CREDIT: (AP PHOTO/CARLOS OSORIO)
CREDIT: (AP PHOTO/CARLOS OSORIO)

As the battle to win labor rights for college athletes continues at the federal level, a state lawmaker in Michigan last week introduced legislation that would keep athletes at the state’s top universities from organizing to join unions.

The state House of Representatives quickly approved the legislation during a lame-duck session Tuesday in a party-line vote, with Republicans voting in favor and Democrats voting against it.

Now that it has passed the state House, the state Senate will consider the bill before it adjourns for the year on Dec. 18, according to the Detroit News. The state Senate is overwhelmingly controlled by Republicans, and Michigan has been at the center of efforts to curb unions in recent years. Gov. Rick Snyder (R) signed a so-called right-to-work bill into law in 2012.

“I don’t have my finger on the pulse of the legislature,” said Robert McCormick, a Michigan State University law professor who has co-authored a 2006 academic paper about why college athletes should be recognized as employees under federal labor law. “But it wouldn’t surprise me [if it passed].”

Advertisement

The Senate has a crowded end-of-year schedule, though, and if it doesn’t get to the legislation this year it would have to be re-introduced in the next session.

The legislation introduced by state Rep. Al Pscholka (R) would classify collegiate athletes at Michigan’s public universities as students, preventing them from potentially earning public employee status and the collective bargaining rights that come with it.

“Less than 2 percent of men’s basketball and football student-athletes go on to compete professionally in their sport,” Pscholka said in a statement when he introduced the bill, according to MLive.com. “Student-athletes are still students, an playing sports is an extracurricular activity, so the emphases should be placed on the education part of that equation.”

Athletes at Northwestern University, a Big Ten conference counterpart of the University Michigan and Michigan State University, filed a petition to unionize with the Chicago chapter of the National Labor Relations Board in January. The regional director of that chapter approved the petition in March, preliminarily classifying the athletes as employees and granting them union rights for the first time. Northwestern appealed the decision to the full NLRB, which has not yet issued a decision.

Even if the NLRB upholds the regional director’s ruling, though, it would only apply to athletes at private colleges and universities, which are subject to the National Labor Relations Act (like any other private employer). Athletes at public universities are subject to state-level labor laws. To earn union rights themselves, athletes at public schools would have to petition their own state labor boards.

Advertisement

The Michigan legislation, by classifying athletes as students and not employees, would almost certainly prevent any athlete at a public university from being able to do that.

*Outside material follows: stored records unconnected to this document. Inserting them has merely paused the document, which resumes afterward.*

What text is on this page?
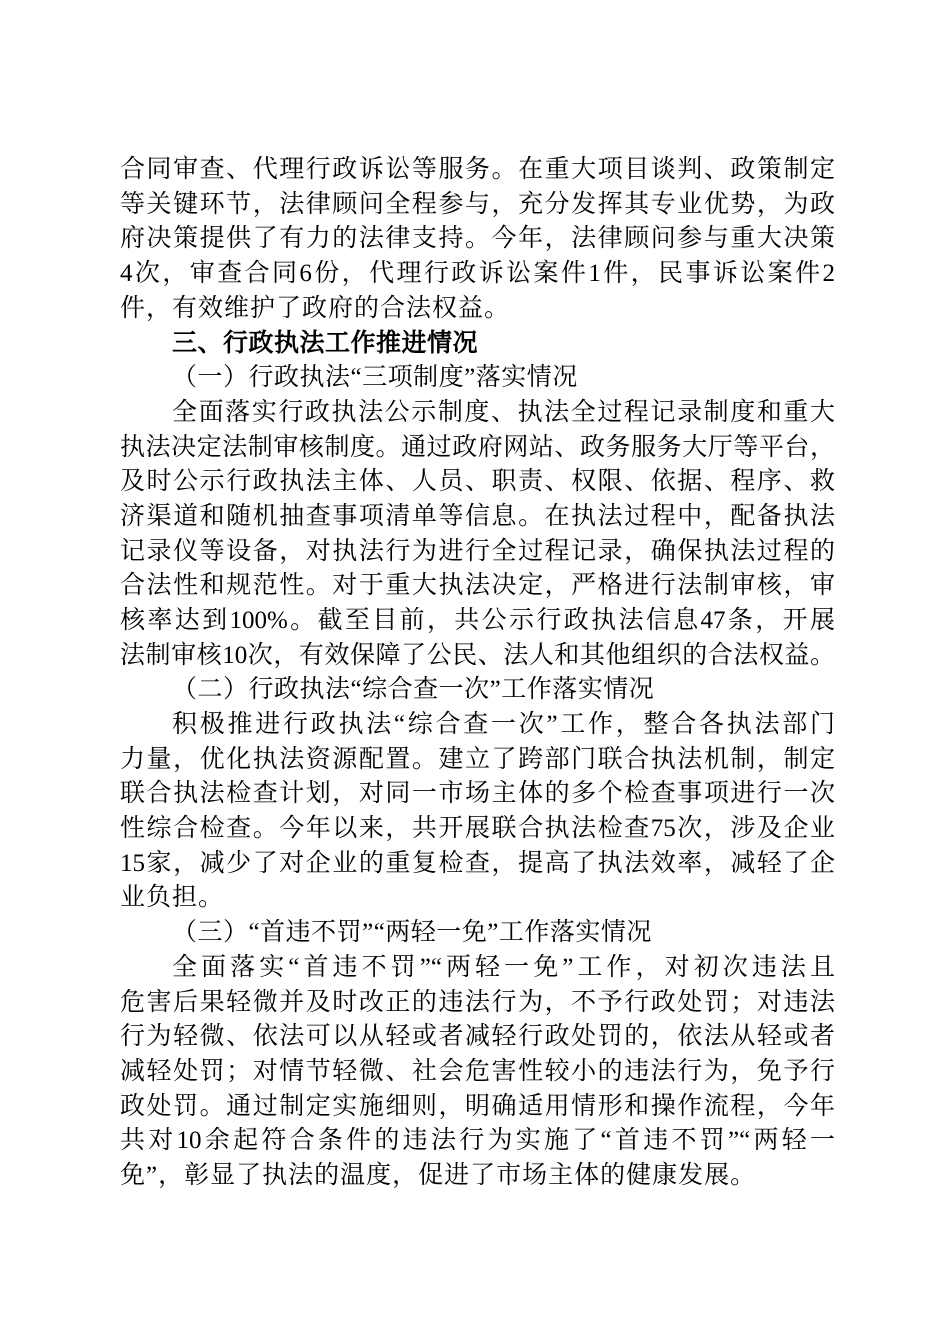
合同审查、代理行政诉讼等服务。在重大项目谈判、政策制定
等关键环节，法律顾问全程参与，充分发挥其专业优势，为政
府决策提供了有力的法律支持。今年，法律顾问参与重大决策
4次，审查合同6份，代理行政诉讼案件1件，民事诉讼案件2
件，有效维护了政府的合法权益。
三、行政执法工作推进情况
（一）行政执法“三项制度”落实情况
全面落实行政执法公示制度、执法全过程记录制度和重大
执法决定法制审核制度。通过政府网站、政务服务大厅等平台，
及时公示行政执法主体、人员、职责、权限、依据、程序、救
济渠道和随机抽查事项清单等信息。在执法过程中，配备执法
记录仪等设备，对执法行为进行全过程记录，确保执法过程的
合法性和规范性。对于重大执法决定，严格进行法制审核，审
核率达到100%。截至目前，共公示行政执法信息47条，开展
法制审核10次，有效保障了公民、法人和其他组织的合法权益。
（二）行政执法“综合查一次”工作落实情况
积极推进行政执法“综合查一次”工作，整合各执法部门
力量，优化执法资源配置。建立了跨部门联合执法机制，制定
联合执法检查计划，对同一市场主体的多个检查事项进行一次
性综合检查。今年以来，共开展联合执法检查75次，涉及企业
15家，减少了对企业的重复检查，提高了执法效率，减轻了企
业负担。
（三）“首违不罚”“两轻一免”工作落实情况
全面落实“首违不罚”“两轻一免”工作，对初次违法且
危害后果轻微并及时改正的违法行为，不予行政处罚；对违法
行为轻微、依法可以从轻或者减轻行政处罚的，依法从轻或者
减轻处罚；对情节轻微、社会危害性较小的违法行为，免予行
政处罚。通过制定实施细则，明确适用情形和操作流程，今年
共对10余起符合条件的违法行为实施了“首违不罚”“两轻一
免”，彰显了执法的温度，促进了市场主体的健康发展。
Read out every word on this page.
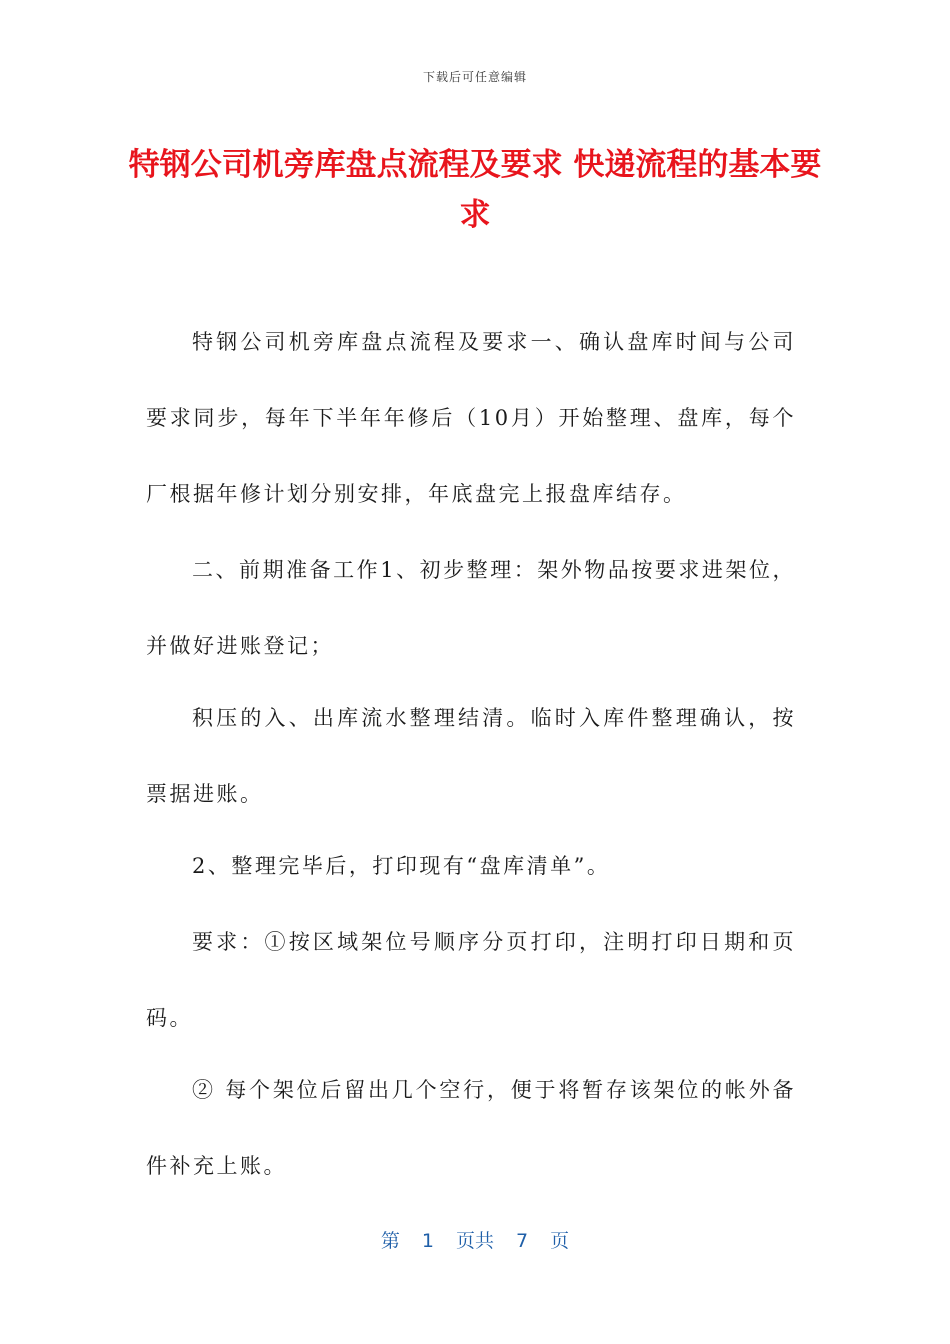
下载后可任意编辑
特钢公司机旁库盘点流程及要求 快递流程的基本要求

特钢公司机旁库盘点流程及要求一、确认盘库时间与公司要求同步，每年下半年年修后（10月）开始整理、盘库，每个厂根据年修计划分别安排，年底盘完上报盘库结存。

二、前期准备工作1、初步整理：架外物品按要求进架位，并做好进账登记；

积压的入、出库流水整理结清。临时入库件整理确认，按票据进账。

2、整理完毕后，打印现有“盘库清单”。

要求：①按区域架位号顺序分页打印，注明打印日期和页码。

② 每个架位后留出几个空行，便于将暂存该架位的帐外备件补充上账。

第 1 页共 7 页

“The players could still petition the state agency for protection, but if they’re defined statutorily as not employees, they’re pretty much out of luck,” McCormick said. “Their only recourse would be a change in the law.”

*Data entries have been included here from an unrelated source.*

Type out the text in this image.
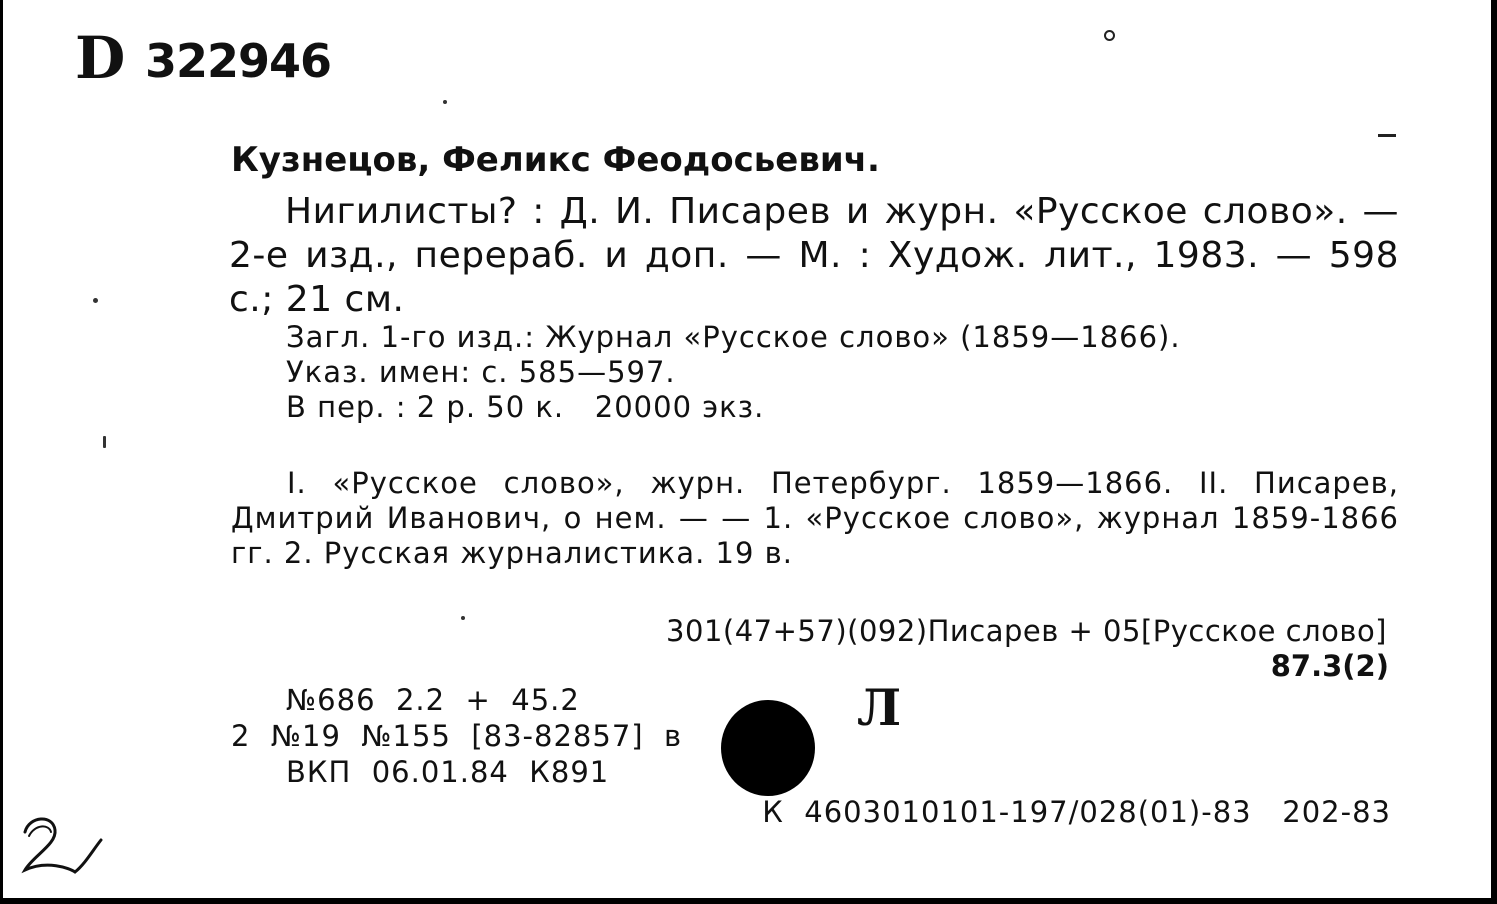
D 322946
Кузнецов, Феликс Феодосьевич.
Нигилисты? : Д. И. Писарев и журн. «Русское слово». — 2-е изд., перераб. и доп. — М. : Худож. лит., 1983. — 598 с.; 21 см.
Загл. 1-го изд.: Журнал «Русское слово» (1859—1866).
Указ. имен: с. 585—597.
В пер. : 2 р. 50 к.   20000 экз.
I. «Русское слово», журн. Петербург. 1859—1866. II. Писарев, Дмитрий Иванович, о нем. — — 1. «Русское слово», журнал 1859-1866 гг. 2. Русская журналистика. 19 в.
301(47+57)(092)Писарев + 05[Русское слово]
87.3(2)
№686  2.2  +  45.2
2  №19  №155  [83-82857]  в
ВКП  06.01.84  К891
Л
К  4603010101-197/028(01)-83   202-83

There has been no effort to unionize Michigan athletes yet, but the University of Michigan’s athletic program has been at the center of controversies that are central to the Northwestern athletes’ desires to organize. Former Michigan football coach Brady Hoke and former athletic director Dave Brandon came under fire for the school’s concussion protocols in the middle of this season after Wolverines quarterback Shane Morris was sent back into a game against Minnesota despite suffering an obvious concussion. Brandon eventually resigned, in part due to the controversy. Hoke was fired at the end of the season, though the concussion issue was merely part of larger struggles within the program that rankled the Michigan fan base.

Though many, including the NCAA’s top officials, have tried to turn the union issue into one about compensation, the NCAA’s unwillingness to deal with concussions was one of the chief concerns raised by Northwestern and the College Athletes Players Association when it filed the union petition.

Republicans in Ohio this year included a resolution that specifies college athletes as students in a larger budget package. But unlike the Michigan legislation, that resolution is largely symbolic. Congressional Republicans filed a brief with the NLRB opposing union rights for college athletes in July. On the other side of the issue, the State Employees Association of North Carolina voted in May to allow athletes from the state’s public universities to join its union individually.

The NLRB has not indicated when it will rule on the Northwestern case, though it is possible it will do so before the end of the year. The results of Northwestern’s union vote will not be known until after the NLRB ruling.

Update:

December 16: A week after the state House passed it, the Michigan state Senate on Tuesday approved legislation banning college athletes at public universities from joining or forming unions, the Associated Press reported. Senate Republicans, who hold a substantial majority over Democrats, passed it mostly along party lines, according to the AP. The final vote was 25–11.

The bill will now go to Gov. Rick Snyder (R), who is expected to sign it into law.